Logo du site de la Revue d'informatique musicale - RFIM - MSH Paris Nord

Nelson Amy, Music for the Revolution, Musicians and Power in Early Soviet Russia, University Park, The Pennsylvania State University Press, 2004, 330 p

Louisa Martin-Chevalier
janvier 2012

Index   

1Stravinsky, Prokofiev, Chostakovitch : trois maîtres que l’on associe communément à la musique soviétique du XXe siècle. Que deviennent les nombreux compositeurs talentueux dont les œuvres jugées trop « bourgeoises » ou « subversives » sont enfouies dans les archives ? Les années qui suivent la révolution de 1917 sont restées jusqu’à présent peu connues et ont souvent été interprétées à l’aune de l’oppression politique de l’époque stalinienne. Aujourd’hui, de nombreux chercheurs s’intéressent à cette période des années 1920 et se penchent notamment sur les rapports entretenus entre musique et pouvoir ; plusieurs « écoles » de musicologues ont alors vu le jour. Les chercheurs ont aujourd’hui accès à de nouvelles sources, jusqu’alors cachées, dont les archives nationales (GARF, RGALI, GTsMMK). Ainsi, la vie musicale en Russie révolutionnaire a été présentée comme une lutte violente entre deux associations, l’AMC (l’Association de Musique Contemporaine) et l’ARMP (l’Association Russe des Musiciens Prolétaires). Par ailleurs, la musique a été considérée comme étant sous la tutelle des pouvoirs politiques. En effet, après la révolution d’Octobre 1917, les musiciens russes sont confrontés à un choix douloureux : partir à l’étranger ou rester dans un pays en guerre civile.

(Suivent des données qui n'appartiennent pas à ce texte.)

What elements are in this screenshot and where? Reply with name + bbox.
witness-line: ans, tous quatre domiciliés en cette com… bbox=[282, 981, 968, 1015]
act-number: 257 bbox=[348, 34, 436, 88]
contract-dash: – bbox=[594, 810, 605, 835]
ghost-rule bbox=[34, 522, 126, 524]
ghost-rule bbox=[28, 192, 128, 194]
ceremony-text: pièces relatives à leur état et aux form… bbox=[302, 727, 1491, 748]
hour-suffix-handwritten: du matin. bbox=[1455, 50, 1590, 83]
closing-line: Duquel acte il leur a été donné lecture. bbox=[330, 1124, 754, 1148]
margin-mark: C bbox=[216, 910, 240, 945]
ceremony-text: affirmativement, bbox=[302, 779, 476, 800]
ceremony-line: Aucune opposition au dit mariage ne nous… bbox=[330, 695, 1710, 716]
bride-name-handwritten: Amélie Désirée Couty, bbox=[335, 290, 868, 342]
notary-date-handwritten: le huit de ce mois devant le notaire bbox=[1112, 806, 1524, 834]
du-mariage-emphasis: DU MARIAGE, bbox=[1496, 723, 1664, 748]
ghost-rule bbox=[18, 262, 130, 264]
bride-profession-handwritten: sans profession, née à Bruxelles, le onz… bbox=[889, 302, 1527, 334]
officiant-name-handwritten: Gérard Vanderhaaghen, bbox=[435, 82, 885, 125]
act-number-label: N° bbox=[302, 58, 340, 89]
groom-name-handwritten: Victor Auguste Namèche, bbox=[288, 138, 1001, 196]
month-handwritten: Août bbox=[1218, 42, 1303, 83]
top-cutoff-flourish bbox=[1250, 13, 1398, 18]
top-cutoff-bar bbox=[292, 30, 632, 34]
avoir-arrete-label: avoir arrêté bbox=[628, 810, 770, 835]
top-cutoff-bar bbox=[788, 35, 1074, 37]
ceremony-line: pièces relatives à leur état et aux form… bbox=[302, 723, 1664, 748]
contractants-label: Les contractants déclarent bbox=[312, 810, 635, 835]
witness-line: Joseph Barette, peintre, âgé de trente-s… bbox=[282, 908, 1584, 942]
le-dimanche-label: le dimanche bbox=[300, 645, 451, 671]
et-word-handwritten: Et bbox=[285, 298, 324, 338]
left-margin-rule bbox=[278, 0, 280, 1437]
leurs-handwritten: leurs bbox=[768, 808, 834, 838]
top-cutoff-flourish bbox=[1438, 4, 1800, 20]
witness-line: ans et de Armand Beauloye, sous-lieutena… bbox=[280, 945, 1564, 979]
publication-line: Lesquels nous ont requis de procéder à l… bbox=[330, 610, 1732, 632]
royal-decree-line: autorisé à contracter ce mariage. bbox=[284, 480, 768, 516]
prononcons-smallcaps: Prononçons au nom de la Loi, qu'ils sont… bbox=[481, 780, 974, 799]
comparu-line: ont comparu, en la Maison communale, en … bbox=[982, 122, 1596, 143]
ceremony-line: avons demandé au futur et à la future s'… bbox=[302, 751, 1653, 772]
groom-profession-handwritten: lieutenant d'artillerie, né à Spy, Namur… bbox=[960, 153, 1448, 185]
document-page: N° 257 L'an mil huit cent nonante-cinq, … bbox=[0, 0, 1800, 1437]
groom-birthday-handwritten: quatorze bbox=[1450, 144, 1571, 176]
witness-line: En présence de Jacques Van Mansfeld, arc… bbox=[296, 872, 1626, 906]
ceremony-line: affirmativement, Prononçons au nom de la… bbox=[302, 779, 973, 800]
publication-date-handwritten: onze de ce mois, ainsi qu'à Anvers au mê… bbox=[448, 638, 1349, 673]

Après la mise en place, par Lénine, de la N.E.P. (Nouveau Plan Économique, qui s’apparente à un retour à l’économie de marché et à une libéralisation politique), la musique bénéficie d’une certaine liberté. Les artistes comprennent le potentiel créatif et libérateur de la révolution et les associations « révolutionnaires », « prolétariennes » fleurissent :les Association de Musique Contemporaine, Association de Musique Contemporaine de Leningrad, Association Russe des Musiciens Prolétaires, Organisation des Compositeurs révolutionnaires, Association Russe des Ecrivains Prolétaires n’en sont que des exemples. C’est dans cette perspective que l’historien américain Amy Nelson, dans son ouvrage Music for the Revolution, Musicians and Power in Early Soviet Russia,offre un point de vue novateur sur la question. Il traite des interactions entre musiciens, pouvoir et idéologie de 1917 à 1927, date correspondant au dixième anniversaire de la révolution et centenaire de la mort de Beethoven.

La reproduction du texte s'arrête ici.